To help you narrow things down to one or two fly boxes, we have come up with a list of the classic patterns that will float you (no pun intended) through most ordinary situations on the river. And, in the spirit of the K.I.S.S. principle, we are making this list short and sweet!
Any discussion of New Zealand’s most beloved fly patterns would be woefully lacking without mention of cicada patterns (in olive, tan, and black). The cicada hatch is an annual phenomenon that typically takes place throughout the month of February each year, and many anglers will plan their trips to coincide with this storied event. These terrestrial insects fill the air in search of a mate and will often get blown down onto the water’s surface where anxious trout will dart over and eat them with heart-stopping ferocity! There is truly no more thrilling fly in the New Zealand top water game than a cicada pattern.

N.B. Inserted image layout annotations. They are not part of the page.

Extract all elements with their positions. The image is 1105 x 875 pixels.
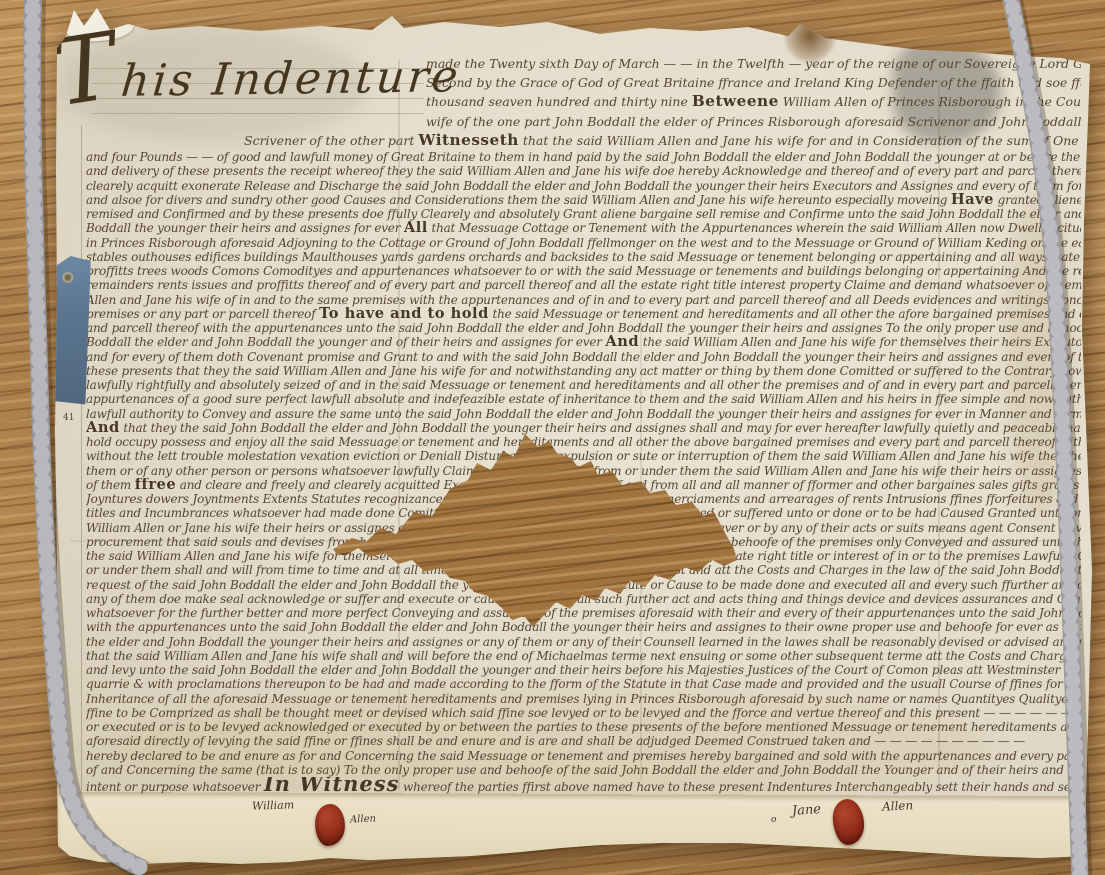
deed-intro-block: made the Twenty sixth Day of March — — i… — [86, 54, 1081, 150]
manuscript-line: quarrie & with proclamations thereupon t… — [86, 677, 1081, 691]
manuscript-line: that the said William Allen and Jane his… — [86, 649, 1081, 663]
manuscript-line: remised and Confirmed and by these prese… — [86, 207, 1081, 221]
manuscript-line: stables outhouses edifices buildings Mau… — [86, 250, 1081, 264]
manuscript-line: clearely acquitt exonerate Release and D… — [86, 179, 1081, 193]
manuscript-line: lawfull authority to Convey and assure t… — [86, 407, 1081, 421]
manuscript-line: without the lett trouble molestation vex… — [86, 449, 1081, 463]
signature-allen-right: Allen — [882, 798, 914, 814]
manuscript-line: and alsoe for divers and sundry other go… — [86, 193, 1081, 207]
ruled-margin-line — [81, 125, 82, 791]
manuscript-line: whatsoever for the further better and mo… — [86, 606, 1081, 620]
manuscript-line: Second by the Grace of God of Great Brit… — [86, 73, 1081, 92]
manuscript-line: proffitts trees woods Comons Comodityes … — [86, 264, 1081, 278]
manuscript-line: thousand seaven hundred and thirty nine … — [86, 92, 1081, 111]
manuscript-line: and for every of them doth Covenant prom… — [86, 350, 1081, 364]
signature-william: William — [252, 798, 295, 812]
manuscript-line: in Princes Risborough aforesaid Adjoynin… — [86, 236, 1081, 250]
signature-allen-left: Allen — [350, 814, 376, 826]
blue-cloth-tab — [45, 255, 91, 404]
manuscript-line: intent or purpose whatsoever In Witness … — [86, 777, 1081, 794]
manuscript-line: Boddall the younger their heirs and assi… — [86, 221, 1081, 235]
manuscript-line: hold occupy possess and enjoy all the sa… — [86, 435, 1081, 449]
manuscript-line: Boddall the elder and John Boddall the y… — [86, 335, 1081, 349]
manuscript-line: these presents that they the said Willia… — [86, 364, 1081, 378]
manuscript-line: made the Twenty sixth Day of March — — i… — [86, 54, 1081, 73]
signature-jane: Jane — [792, 802, 822, 819]
manuscript-line: or executed or is to be levyed acknowled… — [86, 720, 1081, 734]
archive-number: 41 — [63, 413, 74, 423]
grommet — [62, 272, 73, 283]
manuscript-line: ffine to be Comprized as shall be though… — [86, 706, 1081, 720]
manuscript-line: appurtenances of a good sure perfect law… — [86, 392, 1081, 406]
parchment-shadow-wrap: T his Indenture made the Twenty sixth Da… — [0, 0, 1105, 875]
manuscript-line: and delivery of these presents the recei… — [86, 164, 1081, 178]
witness-mark: o — [771, 815, 776, 825]
manuscript-line: lawfully rightfully and absolutely seize… — [86, 378, 1081, 392]
manuscript-line: Allen and Jane his wife of in and to the… — [86, 293, 1081, 307]
manuscript-line: And that they the said John Boddall the … — [86, 421, 1081, 435]
manuscript-line: Inheritance of all the aforesaid Messuag… — [86, 692, 1081, 706]
parchment-deed: T his Indenture made the Twenty sixth Da… — [0, 0, 1105, 875]
manuscript-line: the elder and John Boddall the younger t… — [86, 635, 1081, 649]
manuscript-line: wife of the one part John Boddall the el… — [86, 112, 1081, 131]
photo-scene: T his Indenture made the Twenty sixth Da… — [0, 0, 1105, 875]
manuscript-line: hereby declared to be and enure as for a… — [86, 749, 1081, 763]
manuscript-line: aforesaid directly of levying the said f… — [86, 734, 1081, 748]
manuscript-line: of and Concerning the same (that is to s… — [86, 763, 1081, 777]
parchment-fold-plica — [57, 792, 1091, 867]
manuscript-line: remainders rents issues and proffitts th… — [86, 278, 1081, 292]
manuscript-line: premises or any part or parcell thereof … — [86, 307, 1081, 321]
manuscript-line: Scrivener of the other part Witnesseth t… — [86, 131, 1081, 150]
manuscript-line: and four Pounds — — of good and lawfull … — [86, 150, 1081, 164]
manuscript-line: and levy unto the said John Boddall the … — [86, 663, 1081, 677]
manuscript-line: with the appurtenances unto the said Joh… — [86, 620, 1081, 634]
manuscript-line: and parcell thereof with the appurtenanc… — [86, 321, 1081, 335]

This is a favorite fly of most kiwi guides since it performs well in all types of water from small backcountry streams to big stillwaters. The blowfly represents the common house fly and is tied humpy-style with either green or blue tinsel under a black foam body with a white wing, which is great for visibility. Its deer hair construction allows it to float like a cork all day, making it a good indicator fly below which to trail a small, dark nymph. This fly, in sizes #10 to #14, is most effective during the warmer months of summer.
3. Green (Manuka) Beetle
This is a popular dry fly pattern in New Zealand, as it can be very productive during the early parts of the season. Green Beetles should be tied with an iridescent wing case (using raffia or a similar material) to make them visible when they are blown onto the water’s surface during the day. Beetles are very compact, protein-rich insects that represent an important food source for trout, which is why this fly should be a staple in your NZ fly box. Trout love Brown Beetles as well, but they are only active at night, which makes them less useful flies to the angler who prefers to fish during the daytime.
4. Hare + Copper
This beefy nymph is easily one of the most effective and well-known flies that an angler can use in New Zealand because it imitates a plethora of aquatic insects. Many guides will often tie it rough and scruffy so that it appears as “buggy” as possible. Many will add a big copper or flashy tungsten bead head to get it down in the water column so that it tumbles along the riverbed like a natural nymph. The hare and copper is a very general pattern that can represent anything from caddis to mayfly nymphs and it is this dynamic nature that allows this fly to catch fish throughout the season. This one is easy to tie and is effective in a wide range of sizes from #10 to #20.
5. Willow Grub
While New Zealand doesn’t necessarily have several distinctive insect hatches that occur at regular, predictable times throughout the season, there are a few exceptions to that rule. One would be the cicada hatch; the other would be the willow grub “hatch” in which these tiny terrestrials emerge from the pockets on willow leaves and fall from the branches that overhang lowland streams, providing a succulent meal for hungry trout from December until March or even April. The trout that feed on these grubs tend to be more challenging, so fishing this fly can be a technical undertaking—but very rewarding when executed properly.
6. Adams (or any variation thereof)
Whether it is the classic Adams dry fly, the Parachute Adams, or even a Purple Haze, this common mayfly imitator is extremely versatile and very productive when presented to selective trout. It rides low in the water, which makes for easier hookups and it is easy to present delicately since it small and light. We think it’s fair to say that this fly induces more surface eats than any other fly in the world of trout fishing. If you have a range of these in your fly box, in sizes #10 to #16, you will be well equipped to take on most of the surface-eaters you will encounter during the peak summer months in New Zealand.